Choroid plexus papillomas of the III ventricle in infants. Report of three cases.
Childs Nerv Syst. 1997 May;13(5):244-9.

 乳児第三脳室の脈絡叢乳頭腫についてのケースレポートです。第三脳室の脈絡叢乳頭腫はどの年代においても珍しい。今回第三脳室脈絡膜乳頭腫をきたしたケースを経験したので報告する。症例は皆4か月以下の男児で、全例頭蓋内圧の亢進、水頭症、大頭を認めた。3人は術前CTとエコーで評価した。うち二人はMRIも施行した。最初の症例は右皮質前頭の経脳室アプローチで亜全摘を行い、経脳梁アプローチで再手術を行った。他の2ケースでは最初から経脳梁アプローチをとった。二人の小児が永久的なVPシャントを必要とした。平均4.3年フォローでは度の症例も神経学的異常を認めていない。シャントの時期と必要性には、注意深い議論が必要である。多くのケースでは意味のないシャントを避けるために、術後水頭症と硬膜下水腫のコントロールのための臨床的、画像的(CT、エコー)フォローが必要である。手術の際のアプローチ法には経皮質、経脳梁的アプローチが議論されている。

2009年4月10日 (金)

オリエ病

Ollier disease.
Childs Nerv Syst. 2009 Mar 27.

 オリエ病に関する論文です。オリエ病はまれな、多発内軟骨腫を特徴とする非家族性の病気で、四肢の左右差と変形軟骨部位を呈する。臨床症状はたいてい局所痛、骨腫脹、骨腫瘤などで始まり、しばしば骨変形を伴う。軟骨の発生のため頭蓋内内軟骨腫が頭がい骨から生じることがある。頭痛と脳神経麻痺はよく認める症状である。唯一の治療法は外科的切除であり、病理学的骨折、成長障害、神経症状といった合併症も防げる。
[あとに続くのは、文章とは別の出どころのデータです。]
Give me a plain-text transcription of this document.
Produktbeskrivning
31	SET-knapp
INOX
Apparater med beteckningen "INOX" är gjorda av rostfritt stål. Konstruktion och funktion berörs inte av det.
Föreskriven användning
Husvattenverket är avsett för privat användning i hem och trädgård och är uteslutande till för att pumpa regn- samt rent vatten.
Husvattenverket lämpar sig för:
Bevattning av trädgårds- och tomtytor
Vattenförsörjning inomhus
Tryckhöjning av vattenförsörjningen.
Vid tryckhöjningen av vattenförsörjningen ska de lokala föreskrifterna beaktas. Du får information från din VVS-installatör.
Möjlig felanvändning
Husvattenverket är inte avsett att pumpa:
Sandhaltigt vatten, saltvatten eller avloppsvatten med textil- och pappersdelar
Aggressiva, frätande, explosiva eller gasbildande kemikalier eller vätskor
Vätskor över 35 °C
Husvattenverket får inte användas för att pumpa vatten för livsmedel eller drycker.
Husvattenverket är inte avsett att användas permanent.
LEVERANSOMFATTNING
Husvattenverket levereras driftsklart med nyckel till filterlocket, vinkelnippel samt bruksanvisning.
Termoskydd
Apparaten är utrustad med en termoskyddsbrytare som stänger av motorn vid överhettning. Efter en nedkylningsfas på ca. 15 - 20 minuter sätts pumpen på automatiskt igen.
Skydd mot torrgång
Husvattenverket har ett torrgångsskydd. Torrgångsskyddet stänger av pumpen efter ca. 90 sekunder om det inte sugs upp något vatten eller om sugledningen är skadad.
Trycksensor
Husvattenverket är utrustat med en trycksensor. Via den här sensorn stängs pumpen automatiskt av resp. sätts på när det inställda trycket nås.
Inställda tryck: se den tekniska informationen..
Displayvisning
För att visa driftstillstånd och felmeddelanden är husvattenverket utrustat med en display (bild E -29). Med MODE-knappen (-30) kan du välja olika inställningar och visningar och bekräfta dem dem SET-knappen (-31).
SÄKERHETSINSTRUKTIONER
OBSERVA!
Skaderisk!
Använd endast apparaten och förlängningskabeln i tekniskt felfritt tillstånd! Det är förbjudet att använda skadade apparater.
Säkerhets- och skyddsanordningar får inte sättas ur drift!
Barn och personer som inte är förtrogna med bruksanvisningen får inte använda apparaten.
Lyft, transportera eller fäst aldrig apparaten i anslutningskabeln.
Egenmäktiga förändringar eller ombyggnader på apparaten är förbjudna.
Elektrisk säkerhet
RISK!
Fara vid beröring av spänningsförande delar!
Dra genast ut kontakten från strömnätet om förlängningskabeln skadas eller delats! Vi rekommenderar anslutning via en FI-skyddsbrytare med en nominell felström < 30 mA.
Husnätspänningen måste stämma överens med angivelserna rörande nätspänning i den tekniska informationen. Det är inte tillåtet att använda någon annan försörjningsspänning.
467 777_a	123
今回12歳のオリエ病の少年の頭がい骨内軟骨腫の手術をおこなった。腫瘍は右pterional approachにより海綿静脈洞に達し、部分的に摘出した。術後MRIでは残存腫瘍の増大を認め、患者さんは放射線治療を受けた。外科治療は頭蓋内内軟骨腫の主な治療であり、放射線治療は肉腫様増大をきたしたケースや今回のように全摘出が不可能であったケースに行うのがよい。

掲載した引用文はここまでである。